Got it. Just a quick follow-up, I'm curious about your multi-year guidance growth rate and the emphasis on wanting to be at the high end. Outside of the transmission segment, what does that imply for the earned return on equity for the rest of the regulated businesses?
Michael, as Nick mentioned, we aim to be in the upper half of the guidance range, though reaching the upper end would be ideal. Just to clarify, we've been maintaining around a 9% ROE return level, which is a safe assumption for the near future until we gain more traction. Returning to your initial question, regarding the equalizer chart, we often receive inquiries about AEP taxes and their relation to authorized levels. In terms of growth and business management, AEP Texas continues to see significant annual capital investments. We have effective rate recovery mechanisms in place, and while the ROE may seem slightly lower compared to the authorized level, the company is still delivering earnings growth within the 8% to 10% range. This supports our goal of achieving the upper half of the guidance range. Overall, you can expect our system-wide average ROE to be around 9% and gradually improving over time. Additionally, AEP Texas remains focused on intentional capital investments to benefit customers and grow the business, resulting in dividends of 8% to 10% EPS growth.

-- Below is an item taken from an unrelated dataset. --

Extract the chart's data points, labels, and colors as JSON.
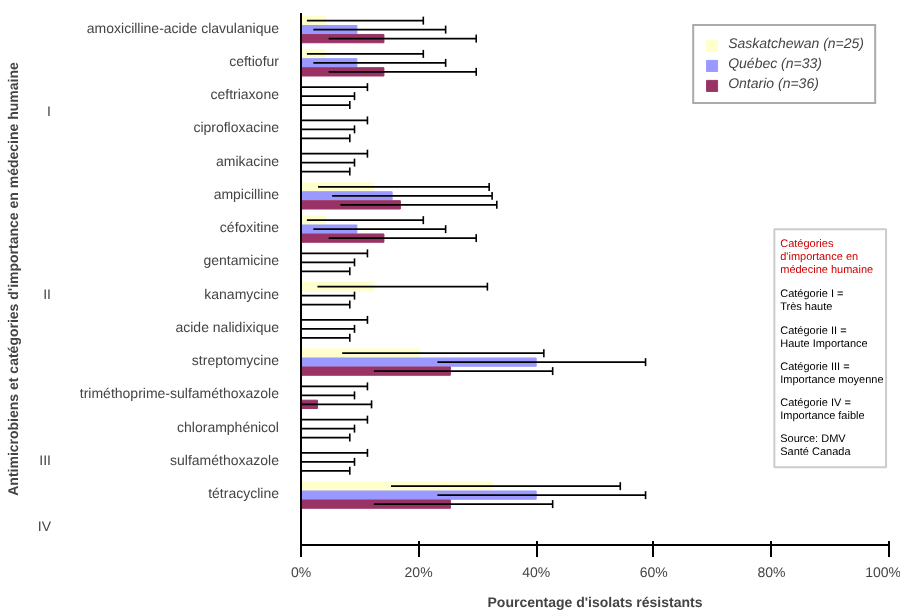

We haven't addressed the increase in equity layers, which shows improvement, and we are still investing to stay within the 5% to 7% range, aiming for the upper half. We're managing the funds from operations to debt towards the mid-teens. All of these elements are coming together, and we are optimizing our execution to continue meeting our earnings goals while investing in the right areas to address the regulatory lag.
Got it. Thank you, guys. Much appreciated. Congrats to have Kentucky.
Yeah. Sure thing.
Thanks.
Thank you for joining us on today's call. As always, the IR team will be available to answer any additional questions you may have. Allen, would you please give the replay information?
Operator
Absolutely. Ladies and gentlemen, this conference will be made available for replay beginning at 05:30 PM today, October 28th, 2021, and lasting until November 4th, 2021, at midnight. That will conclude your conference call for today. Thank you for your participation and for using AT&T Executive Teleconference Service. You may now disconnect.